Pour l’hominisation cela n’a jamais été présenté comme théorique, c’est un concept philosophique (voir Encyclopaedia Universalis, 1960). L’homme et l’animal… L’animal en biologie n’a pas la même définition que l’animal en philosophie. En philosophie, l’animal a une définition privative par rapport à l’homme : l’animal n’a pas, par rapport à l’homme. Dans nos cultures : tout ce qui est mauvais vient de l’animalité et ou ce qui est bon vient de la culture, attention aux catégories de l’exclusion. D’après les créationnistes tout ce qui va mal c’est la faute à Darwin mais, les guerres de religion, c’était avant Darwin !

L’écologie comportementale démontre qu’il y a des cultures chez les chimpanzés, des notions de bien et  de mal, de l’empathie et des stratégies politiques… Les chimpanzés respectent tous les critères définis dans « l’homme est un animal politique ». Les notions de bien et de mal chez le chimpanzé, ça repose la question de la liberté. Ce n’est pas parce qu’un comportement existe qu’il est bon ou mauvais. Les avancées de la génétique vont nous amener à réécrire les « races », l’existence ou non de races ne justifie en rien le racisme,  c’est du débat de valeurs. La question de l’animal, philosophiquement, est très difficile : ou la réflexion philosophique sur l’homme évolue avec les dernières données ou la philosophie se referme dogmatiquement. Une doctrine c’est quand on n’accepte plus les avancées dans d’autres domaines et qu’on se referme dans « un tel a écrit que » (exemple, la psychanalyse). Pour les chimpanzés, l’héritage commmun est très fort car nous n’avons que très peu de différences génétiques, l’exogamie est convergente chez les hommes, les bonobos et chimpanzés.
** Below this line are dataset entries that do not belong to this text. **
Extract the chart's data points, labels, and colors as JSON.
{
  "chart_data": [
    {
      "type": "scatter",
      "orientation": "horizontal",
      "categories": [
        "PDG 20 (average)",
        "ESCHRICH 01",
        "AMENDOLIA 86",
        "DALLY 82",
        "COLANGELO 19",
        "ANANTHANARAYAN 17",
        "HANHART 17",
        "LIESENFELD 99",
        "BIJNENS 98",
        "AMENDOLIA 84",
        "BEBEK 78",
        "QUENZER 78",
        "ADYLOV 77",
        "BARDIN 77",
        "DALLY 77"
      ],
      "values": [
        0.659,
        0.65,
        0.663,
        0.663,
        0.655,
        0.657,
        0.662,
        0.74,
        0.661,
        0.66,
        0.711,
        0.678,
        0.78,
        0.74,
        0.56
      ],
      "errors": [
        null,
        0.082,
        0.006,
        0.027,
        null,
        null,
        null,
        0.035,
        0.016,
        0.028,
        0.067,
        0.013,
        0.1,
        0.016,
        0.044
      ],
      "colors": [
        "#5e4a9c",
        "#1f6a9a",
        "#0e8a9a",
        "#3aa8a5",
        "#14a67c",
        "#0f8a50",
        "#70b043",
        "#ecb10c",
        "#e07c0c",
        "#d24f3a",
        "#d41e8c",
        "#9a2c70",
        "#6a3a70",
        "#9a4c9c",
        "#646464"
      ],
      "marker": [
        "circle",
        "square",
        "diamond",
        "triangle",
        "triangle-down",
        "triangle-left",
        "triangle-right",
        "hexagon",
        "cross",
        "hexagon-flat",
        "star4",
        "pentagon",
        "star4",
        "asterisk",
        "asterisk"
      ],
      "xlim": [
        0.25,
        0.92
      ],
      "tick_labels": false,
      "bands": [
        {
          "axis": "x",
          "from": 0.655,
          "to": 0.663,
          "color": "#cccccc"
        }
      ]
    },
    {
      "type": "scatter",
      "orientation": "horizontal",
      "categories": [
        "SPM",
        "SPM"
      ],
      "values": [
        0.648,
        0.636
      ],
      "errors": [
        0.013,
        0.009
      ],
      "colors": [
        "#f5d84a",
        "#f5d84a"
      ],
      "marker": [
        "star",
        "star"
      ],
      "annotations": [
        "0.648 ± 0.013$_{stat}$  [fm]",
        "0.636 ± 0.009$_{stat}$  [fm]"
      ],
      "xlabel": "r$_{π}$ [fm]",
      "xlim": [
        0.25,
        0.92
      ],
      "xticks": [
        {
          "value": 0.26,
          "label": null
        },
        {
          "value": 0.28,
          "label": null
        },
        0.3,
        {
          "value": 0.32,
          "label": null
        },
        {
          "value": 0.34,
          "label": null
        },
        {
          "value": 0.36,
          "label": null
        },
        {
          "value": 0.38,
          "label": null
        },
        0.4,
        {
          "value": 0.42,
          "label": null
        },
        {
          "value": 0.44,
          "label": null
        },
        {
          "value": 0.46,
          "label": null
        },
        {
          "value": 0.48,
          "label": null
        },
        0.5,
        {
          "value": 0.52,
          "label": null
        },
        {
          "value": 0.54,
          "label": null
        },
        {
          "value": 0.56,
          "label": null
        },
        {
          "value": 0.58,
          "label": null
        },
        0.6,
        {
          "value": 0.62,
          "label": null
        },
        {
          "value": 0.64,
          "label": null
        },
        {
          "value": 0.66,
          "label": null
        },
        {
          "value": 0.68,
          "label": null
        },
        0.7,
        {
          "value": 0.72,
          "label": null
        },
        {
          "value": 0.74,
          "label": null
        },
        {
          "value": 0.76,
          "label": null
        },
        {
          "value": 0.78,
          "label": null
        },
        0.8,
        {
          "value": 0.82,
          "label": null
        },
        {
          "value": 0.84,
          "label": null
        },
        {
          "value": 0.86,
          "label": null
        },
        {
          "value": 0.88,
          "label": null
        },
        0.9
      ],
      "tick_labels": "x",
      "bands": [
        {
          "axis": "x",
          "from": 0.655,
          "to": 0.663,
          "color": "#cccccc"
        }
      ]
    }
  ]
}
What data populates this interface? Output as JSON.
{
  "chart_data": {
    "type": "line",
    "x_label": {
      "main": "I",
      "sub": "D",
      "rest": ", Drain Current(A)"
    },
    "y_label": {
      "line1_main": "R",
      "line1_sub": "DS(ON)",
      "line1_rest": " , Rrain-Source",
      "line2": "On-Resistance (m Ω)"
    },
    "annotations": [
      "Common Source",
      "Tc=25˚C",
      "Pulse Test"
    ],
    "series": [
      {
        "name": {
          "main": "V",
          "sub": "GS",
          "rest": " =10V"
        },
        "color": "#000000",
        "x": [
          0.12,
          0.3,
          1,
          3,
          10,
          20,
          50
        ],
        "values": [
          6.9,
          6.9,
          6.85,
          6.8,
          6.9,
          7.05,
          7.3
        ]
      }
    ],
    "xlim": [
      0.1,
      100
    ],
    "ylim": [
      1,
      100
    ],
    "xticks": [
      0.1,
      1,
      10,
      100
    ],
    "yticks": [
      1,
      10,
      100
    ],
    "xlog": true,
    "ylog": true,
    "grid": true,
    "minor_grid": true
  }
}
Les comportements sociaux et politiques des singes sont les mêmes que les nôtres. L’odyssée de l’espèce est exactement ce qu’il ne faut pas faire : toutes les innovations sont faites par les mâles… On ne sait pas si ce sont des hommes ou des femmes qui l’ont fait ! On véhicule des enseignements pour lesquels la technologie exclut les femmes ! Un mauvais enseignement de l‘évolution reproduit des schémas archaïques.

La pensée sauvage n’est pas la pensée des sauvages. On est tous habités par des éléments de métaphysique. Attention dès qu’un système écologique s’isole, c’est la dernière étape avant la disparition ! La disparition des différentes autres populations d’hommes n’a que 5000 ans…

Nous avons des difficultés dans l’enseignement car on a oublié que l’individu a une dimension sociale et écologique, on pense que seul le milieu est responsable, on est dans un système reproductif qui ne bougera pas.